Open no1xsyzy opened 6 years ago
Hi @no1xsyzy! Thanks for using pdfmerge. I ran a few tests to try and figure out what's going on.
Inputs
cover.pdf
(a 1-page pdf with the "cover")body.pdf
(a 3-page pdf with a TOC, and two pages that the TOC links to).Test 1: pdfmerge cover.pdf body.pdf -o test-1.pdf
Test 2: pdfmerge cover.pdf "body.pdf[1]" "body.pdf[3]" "body.pdf[2]" -o test-2.pdf
Test 3: pdfmerge cover.pdf "body.pdf[1]" "body.pdf[2]" "body.pdf[3]" -o test-3.pdf
Test 4: pdfmerge cover.pdf "body.pdf[1..2]" "body.pdf[3]" -o test-4.pdf
I'm not exactly sure what is happening, but it seems that if the page with a link and it's target aren't written to the output stream at the same time, the link gets broken.
pdfmerge is built on pyPDF2, so I'm going to see if there's any information about how this works and if there's anything I can do to prevent that from happening.
Is there any other information about what you were trying to do that I should know in diagnosing this error?
This is very interesting because it disproved my hypothesis. I need to learn more about how links get put into the output stream, but for the record, this is where I'm adding pages to the output stream which just calls addPage using pyPDF2.
Not sure at which point the links are getting dropped.
I would also be very interested in a fix for this. My use case is merging multiple complete pdf documents (not picking specific pages from any). My first pdf always has a TOC on the 2nd page but I then merge any additional number of pdfs on the end (these are appendices) and the TOC from the first pdf is broken.
I get this warning when I do the merge (I'm not sure if its relevant or not?):
PdfReadWarning: Xref table not zero-indexed. ID numbers for objects will be corrected. [pdf.py:1736]
Hi @exptom! Thanks for reaching out about your situation and the warning you're getting. This might all be related, so we'll keep it in this issue for now.
I just did a test with adding a pdf to the end of a pdf that starts with a TOC and the links still work. What are you using to generate the separate pdfs?
@metaist thanks for getting back to me. The initial pdf that includes the TOC is created using wkhtmltopdf (https://github.com/wkhtmltopdf/wkhtmltopdf) and the additional pdfs that are merged as appendicies can come from anywhere. (Users upload them)
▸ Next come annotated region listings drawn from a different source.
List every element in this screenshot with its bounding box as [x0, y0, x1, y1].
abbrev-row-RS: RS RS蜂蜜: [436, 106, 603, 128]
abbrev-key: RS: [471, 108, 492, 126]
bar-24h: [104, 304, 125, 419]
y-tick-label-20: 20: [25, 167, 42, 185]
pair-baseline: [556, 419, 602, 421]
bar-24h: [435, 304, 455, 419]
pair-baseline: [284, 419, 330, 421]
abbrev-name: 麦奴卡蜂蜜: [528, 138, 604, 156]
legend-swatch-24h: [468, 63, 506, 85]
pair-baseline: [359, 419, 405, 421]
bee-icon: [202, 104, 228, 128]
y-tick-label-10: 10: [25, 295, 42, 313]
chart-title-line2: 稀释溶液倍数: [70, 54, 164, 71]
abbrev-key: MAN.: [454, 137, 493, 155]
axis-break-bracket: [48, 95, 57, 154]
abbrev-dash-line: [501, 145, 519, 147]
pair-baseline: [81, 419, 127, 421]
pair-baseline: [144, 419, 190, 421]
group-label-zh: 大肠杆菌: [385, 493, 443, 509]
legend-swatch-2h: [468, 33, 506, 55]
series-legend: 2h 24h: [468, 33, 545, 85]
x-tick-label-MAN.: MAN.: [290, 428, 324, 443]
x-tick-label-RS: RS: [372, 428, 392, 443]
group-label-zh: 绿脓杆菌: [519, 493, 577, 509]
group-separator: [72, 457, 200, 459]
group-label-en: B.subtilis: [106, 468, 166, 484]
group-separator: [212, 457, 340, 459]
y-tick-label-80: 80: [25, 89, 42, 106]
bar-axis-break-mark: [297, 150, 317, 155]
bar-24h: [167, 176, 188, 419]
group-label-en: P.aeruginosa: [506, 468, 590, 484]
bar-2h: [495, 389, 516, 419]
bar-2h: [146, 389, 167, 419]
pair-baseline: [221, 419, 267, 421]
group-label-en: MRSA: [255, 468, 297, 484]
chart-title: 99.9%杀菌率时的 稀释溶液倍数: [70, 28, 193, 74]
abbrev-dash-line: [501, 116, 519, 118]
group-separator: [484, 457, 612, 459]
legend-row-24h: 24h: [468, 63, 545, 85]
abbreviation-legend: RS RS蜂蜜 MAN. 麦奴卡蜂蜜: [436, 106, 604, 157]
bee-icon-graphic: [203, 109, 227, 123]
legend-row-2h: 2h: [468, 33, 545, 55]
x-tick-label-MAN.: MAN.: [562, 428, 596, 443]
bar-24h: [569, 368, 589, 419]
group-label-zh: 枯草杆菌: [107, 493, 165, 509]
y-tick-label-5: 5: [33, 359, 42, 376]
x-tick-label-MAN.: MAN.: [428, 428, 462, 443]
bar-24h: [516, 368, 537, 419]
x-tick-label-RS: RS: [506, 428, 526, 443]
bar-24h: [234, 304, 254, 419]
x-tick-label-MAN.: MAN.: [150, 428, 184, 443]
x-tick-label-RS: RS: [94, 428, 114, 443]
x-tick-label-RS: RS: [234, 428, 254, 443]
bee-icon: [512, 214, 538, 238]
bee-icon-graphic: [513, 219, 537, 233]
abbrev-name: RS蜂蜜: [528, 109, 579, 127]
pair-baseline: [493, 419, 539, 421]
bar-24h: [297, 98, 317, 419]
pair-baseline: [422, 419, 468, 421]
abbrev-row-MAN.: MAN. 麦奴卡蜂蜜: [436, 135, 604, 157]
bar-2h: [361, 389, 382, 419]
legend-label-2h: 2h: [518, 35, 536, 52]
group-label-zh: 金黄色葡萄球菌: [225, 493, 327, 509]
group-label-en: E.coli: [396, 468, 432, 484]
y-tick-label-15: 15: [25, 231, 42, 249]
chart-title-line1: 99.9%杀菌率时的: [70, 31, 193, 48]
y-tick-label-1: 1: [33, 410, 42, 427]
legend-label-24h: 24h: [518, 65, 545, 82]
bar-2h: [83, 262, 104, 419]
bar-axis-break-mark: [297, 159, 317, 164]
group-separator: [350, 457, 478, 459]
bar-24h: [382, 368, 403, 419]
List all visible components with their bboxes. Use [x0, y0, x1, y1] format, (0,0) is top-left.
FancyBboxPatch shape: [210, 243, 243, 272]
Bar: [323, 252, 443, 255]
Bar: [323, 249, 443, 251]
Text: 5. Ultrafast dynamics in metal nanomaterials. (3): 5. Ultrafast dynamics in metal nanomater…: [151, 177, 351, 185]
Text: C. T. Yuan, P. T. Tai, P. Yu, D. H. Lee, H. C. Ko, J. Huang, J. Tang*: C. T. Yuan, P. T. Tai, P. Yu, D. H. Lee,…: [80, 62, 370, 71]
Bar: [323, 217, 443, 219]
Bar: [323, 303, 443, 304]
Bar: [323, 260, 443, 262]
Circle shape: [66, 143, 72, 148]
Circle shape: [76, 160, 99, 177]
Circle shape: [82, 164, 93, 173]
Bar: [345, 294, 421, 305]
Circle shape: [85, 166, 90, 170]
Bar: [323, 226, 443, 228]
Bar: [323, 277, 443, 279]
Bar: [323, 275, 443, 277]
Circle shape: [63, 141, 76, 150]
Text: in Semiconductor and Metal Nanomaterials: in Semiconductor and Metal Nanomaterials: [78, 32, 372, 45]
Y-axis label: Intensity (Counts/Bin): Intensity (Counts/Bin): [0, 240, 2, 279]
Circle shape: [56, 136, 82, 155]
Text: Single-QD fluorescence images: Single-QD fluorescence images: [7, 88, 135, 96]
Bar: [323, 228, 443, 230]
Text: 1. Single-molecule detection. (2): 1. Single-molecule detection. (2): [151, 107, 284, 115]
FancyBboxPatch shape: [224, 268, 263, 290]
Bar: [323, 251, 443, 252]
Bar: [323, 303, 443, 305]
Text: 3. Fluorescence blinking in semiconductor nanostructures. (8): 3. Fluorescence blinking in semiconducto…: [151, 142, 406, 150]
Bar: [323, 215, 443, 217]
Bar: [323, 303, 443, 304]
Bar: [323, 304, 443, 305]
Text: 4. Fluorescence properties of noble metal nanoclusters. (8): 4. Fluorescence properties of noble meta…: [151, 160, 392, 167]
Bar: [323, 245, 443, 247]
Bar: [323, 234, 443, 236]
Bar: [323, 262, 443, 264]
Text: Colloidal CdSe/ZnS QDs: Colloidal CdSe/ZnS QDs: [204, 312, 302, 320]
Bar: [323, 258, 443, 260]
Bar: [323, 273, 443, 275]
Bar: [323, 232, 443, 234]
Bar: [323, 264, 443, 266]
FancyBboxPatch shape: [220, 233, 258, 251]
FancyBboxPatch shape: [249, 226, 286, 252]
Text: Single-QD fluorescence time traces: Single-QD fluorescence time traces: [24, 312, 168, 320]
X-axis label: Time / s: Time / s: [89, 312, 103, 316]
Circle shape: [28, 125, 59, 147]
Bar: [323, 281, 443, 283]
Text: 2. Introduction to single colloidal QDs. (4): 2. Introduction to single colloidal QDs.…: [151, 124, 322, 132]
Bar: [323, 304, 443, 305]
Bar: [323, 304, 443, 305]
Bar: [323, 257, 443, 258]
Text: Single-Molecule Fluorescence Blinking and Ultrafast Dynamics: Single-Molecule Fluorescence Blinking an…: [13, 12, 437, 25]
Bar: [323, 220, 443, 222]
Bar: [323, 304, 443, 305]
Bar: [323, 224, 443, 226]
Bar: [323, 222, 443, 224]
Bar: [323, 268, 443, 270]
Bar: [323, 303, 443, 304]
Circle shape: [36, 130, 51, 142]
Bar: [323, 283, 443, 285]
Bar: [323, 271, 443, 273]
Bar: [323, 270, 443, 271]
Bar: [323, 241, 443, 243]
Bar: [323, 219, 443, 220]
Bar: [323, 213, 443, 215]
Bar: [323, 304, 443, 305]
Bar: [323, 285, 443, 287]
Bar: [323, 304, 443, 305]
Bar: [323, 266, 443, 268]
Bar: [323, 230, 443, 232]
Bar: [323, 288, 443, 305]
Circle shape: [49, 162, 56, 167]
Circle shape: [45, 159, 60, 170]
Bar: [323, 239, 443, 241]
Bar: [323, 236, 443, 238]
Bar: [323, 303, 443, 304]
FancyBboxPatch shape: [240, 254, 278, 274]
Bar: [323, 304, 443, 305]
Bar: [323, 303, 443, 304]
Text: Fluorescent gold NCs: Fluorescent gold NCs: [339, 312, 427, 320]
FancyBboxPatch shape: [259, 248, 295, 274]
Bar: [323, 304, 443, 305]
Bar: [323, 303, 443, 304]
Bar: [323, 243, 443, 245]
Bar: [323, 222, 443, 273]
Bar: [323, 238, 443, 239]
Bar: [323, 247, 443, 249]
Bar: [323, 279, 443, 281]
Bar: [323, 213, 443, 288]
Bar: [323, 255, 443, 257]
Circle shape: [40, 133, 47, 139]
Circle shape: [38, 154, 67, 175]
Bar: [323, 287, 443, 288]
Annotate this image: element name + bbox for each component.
Oh, so they literally start out as HTML links, are converted to PDF links. Interesting. Will begin my deep dive into how PDF links actually work and are encoded. This may require an upstream patch to PyPDF2 once I figure out how their stuff works.
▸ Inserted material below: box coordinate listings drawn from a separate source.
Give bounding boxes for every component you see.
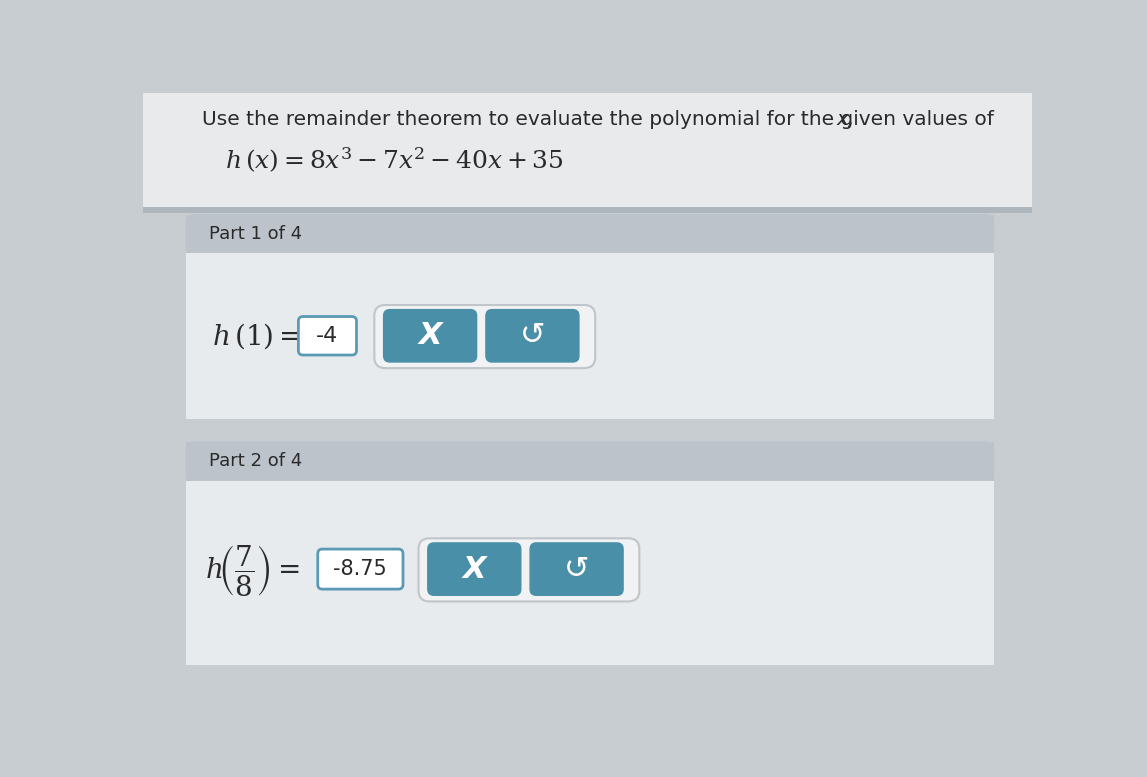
FancyBboxPatch shape: [428, 543, 521, 595]
Bar: [143, 207, 1032, 214]
Text: x,: x,: [837, 110, 856, 129]
Text: $h\,(1)=$: $h\,(1)=$: [211, 321, 301, 350]
Text: ↺: ↺: [520, 322, 545, 350]
Bar: [186, 215, 993, 253]
Text: Use the remainder theorem to evaluate the polynomial for the given values of: Use the remainder theorem to evaluate th…: [202, 110, 1000, 129]
FancyBboxPatch shape: [186, 442, 993, 665]
FancyBboxPatch shape: [186, 442, 993, 480]
FancyBboxPatch shape: [186, 215, 993, 419]
Text: Part 1 of 4: Part 1 of 4: [209, 225, 303, 243]
FancyBboxPatch shape: [298, 316, 357, 355]
FancyBboxPatch shape: [318, 549, 403, 589]
FancyBboxPatch shape: [486, 309, 579, 362]
FancyBboxPatch shape: [530, 543, 623, 595]
Bar: [186, 253, 993, 419]
Bar: [143, 93, 1032, 207]
Text: -8.75: -8.75: [334, 559, 388, 579]
Text: ↺: ↺: [564, 555, 590, 584]
Text: X: X: [419, 322, 442, 350]
Text: $h\,(x)=8x^3-7x^2-40x+35$: $h\,(x)=8x^3-7x^2-40x+35$: [225, 145, 563, 175]
Text: Part 2 of 4: Part 2 of 4: [209, 452, 303, 470]
FancyBboxPatch shape: [419, 538, 639, 601]
FancyBboxPatch shape: [383, 309, 477, 362]
FancyBboxPatch shape: [374, 305, 595, 368]
Bar: [186, 442, 993, 480]
Bar: [186, 480, 993, 665]
Text: $h\!\left(\dfrac{7}{8}\right)=$: $h\!\left(\dfrac{7}{8}\right)=$: [205, 543, 301, 598]
Bar: [186, 234, 993, 253]
Bar: [186, 462, 993, 480]
Text: -4: -4: [317, 326, 338, 346]
Text: X: X: [462, 555, 486, 584]
FancyBboxPatch shape: [186, 215, 993, 253]
Bar: [143, 419, 1032, 442]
I'm also looking at other places where people have issues with PDF links (e.g., combine_pdf) to see if I can learn anything from their general experience.
Unfortunately, I do not have an easy short-term fix, but will keep this issue open and post here as I learn new things.
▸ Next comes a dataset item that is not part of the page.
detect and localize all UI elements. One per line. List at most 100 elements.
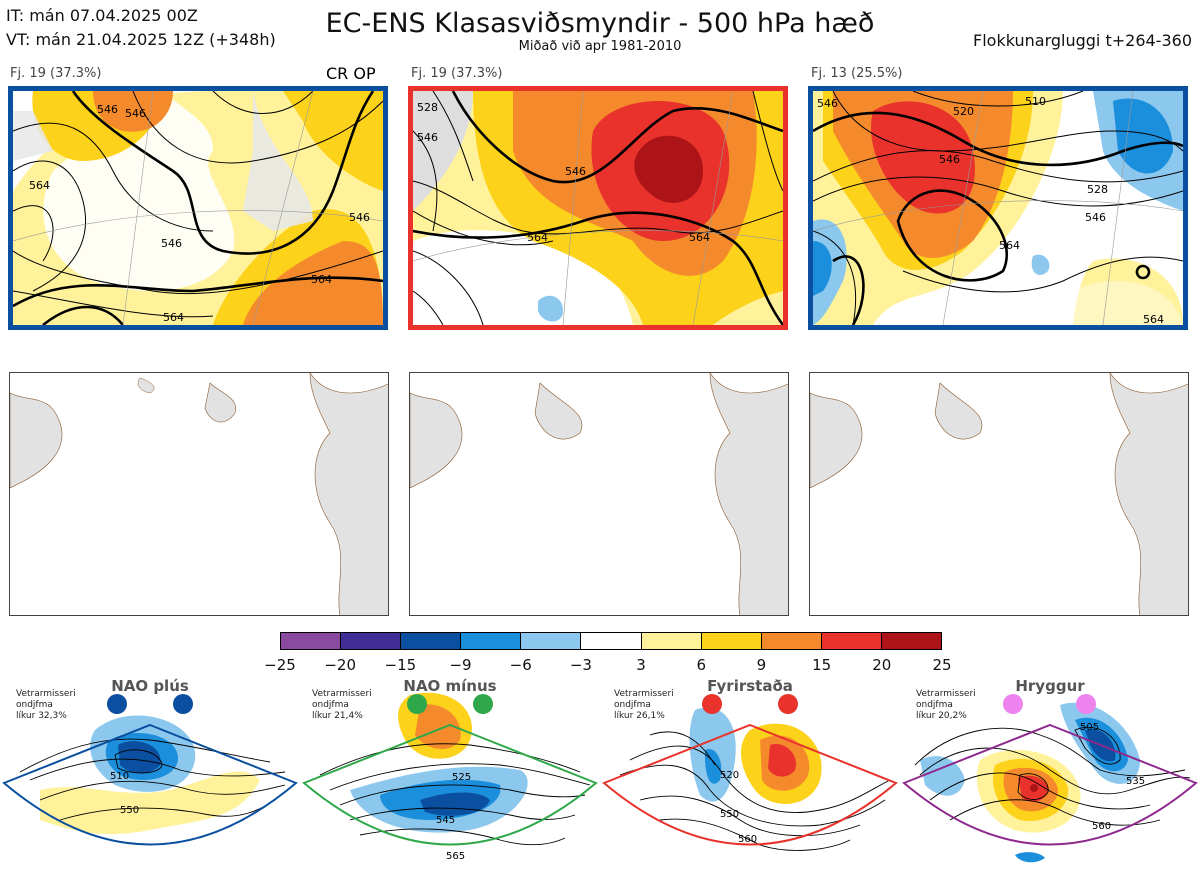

They aren't actually HTML links. What happens is that wkhtmltopdf converts the HTML page to a PDF document and scans the HTML pulling out all the heading tags (<h1>,<h2>
,etc..) and uses them to generate a TOC.
I just released pdfmerge
1.0.0 which uses the newer version of pypdf
and I went back to check if this issue still exists. Unfortunately, it does. Anybody have any ideas on how links in PDF work?
Background: I used pandoc+texlive for my thesis and pdfmerge for another submission (I study in cooperated college). After merges, TOC links and reference links don't work anymore. They are still links but clicking it will not navigate to the link target. I think it a bug because they should've been there. They are hyperlinks, and their direction is definite.